A concise synopsis of gay-themed movies and gay interest films. Click on the photos to enlarge.

Monday, March 9, 2009

Passing Strangers (1974)















Arthur J. Bressan Jr. and Richard Locke

Robert (Robert Adams), a 28 year-old man places a personal ad in the Bay Area Reporter in San Francisco. He uses Walt Whitman's "To a Stranger" poem as his message. It's answered by 18 year-old Tom (Richard Camagey), living at home with his parents. Parts of the film are narrated (Bob Middleton and Edward Guthman) by their correspondence until they finally meet. Robert becomes Tom's mentor. There are vintage lingering shots of "the scene" on Polk St. in the early 1970's, some great shots of Gay Freedom Day, a trippy hippie scene with a young Richard Locke in a bath house, and director Arthur J. Bressan Jr. has a non-sexual role early in the film as the projectionist. On Polk Street the actors are: Grant Ditxler, Patrick Lee, Leon McGraw, and Darrell Mascall. The bubble sequence features: David Dehr, Terry Hunter, Chuck Feil, John Thompson, Richard Klingerman, Ralph Osborn, and Wayne Woodcock. Richard Locke, Ralph Osborn, Wayne Woodcock, and Eddie Cadena appear in the bath house.

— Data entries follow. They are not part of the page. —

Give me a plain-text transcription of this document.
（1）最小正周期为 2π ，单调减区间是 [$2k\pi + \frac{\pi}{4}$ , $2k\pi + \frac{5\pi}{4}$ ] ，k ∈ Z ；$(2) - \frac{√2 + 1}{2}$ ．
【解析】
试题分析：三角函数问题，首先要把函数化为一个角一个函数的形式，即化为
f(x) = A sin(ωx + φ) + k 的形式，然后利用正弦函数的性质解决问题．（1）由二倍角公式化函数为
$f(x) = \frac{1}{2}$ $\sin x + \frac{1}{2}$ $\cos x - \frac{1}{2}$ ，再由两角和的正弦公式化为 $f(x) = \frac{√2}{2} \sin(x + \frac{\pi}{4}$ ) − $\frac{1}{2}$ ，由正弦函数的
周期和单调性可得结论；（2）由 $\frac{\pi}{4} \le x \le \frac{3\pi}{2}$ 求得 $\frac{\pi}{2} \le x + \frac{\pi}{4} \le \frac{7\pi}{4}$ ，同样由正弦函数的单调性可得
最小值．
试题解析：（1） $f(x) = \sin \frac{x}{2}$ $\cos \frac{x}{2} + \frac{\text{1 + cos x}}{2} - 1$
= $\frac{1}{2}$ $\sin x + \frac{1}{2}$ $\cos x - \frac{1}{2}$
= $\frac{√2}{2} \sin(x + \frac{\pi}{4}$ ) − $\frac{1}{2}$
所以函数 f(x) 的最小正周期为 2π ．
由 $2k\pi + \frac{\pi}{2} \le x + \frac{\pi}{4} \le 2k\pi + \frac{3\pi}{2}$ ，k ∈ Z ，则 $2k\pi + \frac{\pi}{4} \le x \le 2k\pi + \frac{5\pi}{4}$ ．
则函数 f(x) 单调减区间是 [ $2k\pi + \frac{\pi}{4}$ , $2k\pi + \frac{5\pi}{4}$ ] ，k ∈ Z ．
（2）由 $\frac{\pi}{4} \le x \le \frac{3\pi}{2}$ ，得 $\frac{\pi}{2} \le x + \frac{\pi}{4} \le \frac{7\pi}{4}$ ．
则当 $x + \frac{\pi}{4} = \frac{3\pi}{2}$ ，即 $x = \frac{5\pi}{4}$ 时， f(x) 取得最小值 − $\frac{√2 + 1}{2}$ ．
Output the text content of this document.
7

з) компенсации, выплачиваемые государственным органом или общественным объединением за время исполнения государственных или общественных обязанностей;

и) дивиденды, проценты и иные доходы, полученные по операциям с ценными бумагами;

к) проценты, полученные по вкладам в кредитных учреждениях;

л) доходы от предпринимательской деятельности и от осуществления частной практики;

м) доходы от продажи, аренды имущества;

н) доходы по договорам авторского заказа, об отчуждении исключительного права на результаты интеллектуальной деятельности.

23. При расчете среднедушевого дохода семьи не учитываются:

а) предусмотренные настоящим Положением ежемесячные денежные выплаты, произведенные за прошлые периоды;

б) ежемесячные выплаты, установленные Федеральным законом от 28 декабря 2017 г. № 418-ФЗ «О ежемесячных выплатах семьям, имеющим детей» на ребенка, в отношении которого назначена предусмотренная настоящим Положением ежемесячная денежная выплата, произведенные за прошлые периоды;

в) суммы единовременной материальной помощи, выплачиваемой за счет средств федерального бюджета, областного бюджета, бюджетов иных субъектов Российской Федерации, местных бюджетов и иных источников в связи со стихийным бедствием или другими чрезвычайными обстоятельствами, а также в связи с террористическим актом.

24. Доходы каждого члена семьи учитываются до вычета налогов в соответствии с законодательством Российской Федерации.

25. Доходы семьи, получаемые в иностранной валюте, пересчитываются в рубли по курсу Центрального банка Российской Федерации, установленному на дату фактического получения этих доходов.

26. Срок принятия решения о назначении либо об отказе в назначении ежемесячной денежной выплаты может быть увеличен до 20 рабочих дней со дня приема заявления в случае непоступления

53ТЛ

In Walt Whitman’s 1855 “The Leaves of Grass” there is a series of 45 poems called "Calamus", which celebrate and promote the theme of love. In “To a Stranger” Whitman expresses a general sense of longing directed at the world in general and he not only alludes to the love between a man and a woman but to the beautiful and sane affection between a man and a man. It reveals Whitman’s inner conflicts with his sexuality and his yearning to want to express his sexuality openly without restrictions imposed by society.

To a Stranger

PASSING stranger! you do not know how longingly I look upon you,
You must be he I was seeking, or she I was seeking, (it comes to me, as of a dream,)
I have somewhere surely lived a life of joy with you,
All is recall’d as we flit by each other, fluid, affectionate, chaste, matured,
You grew up with me, were a boy with me, or a girl with me,
I ate with you, and slept with you--your body has become not yours only, nor left my body mine only,
You give me the pleasure of your eyes, face, flesh, as we pass--you take of my beard, breast, hands, in return,
I am not to speak to you--I am to think of you when I sit alone, or wake at night alone,
I am to wait--I do not doubt I am to meet you again,
I am to see to it that I do not lose you.

"Passing Strangers" is completely unavailable. You cannot watch it, and I have not seen it, so I cannot evaluate its merits. But it did win first prize at San Francisco's Erotic Film Festival, and one reviewer regards it as a "great film". Jeffrey Olmstead composed the music score, and Arthur J. Bressan Jr. directed.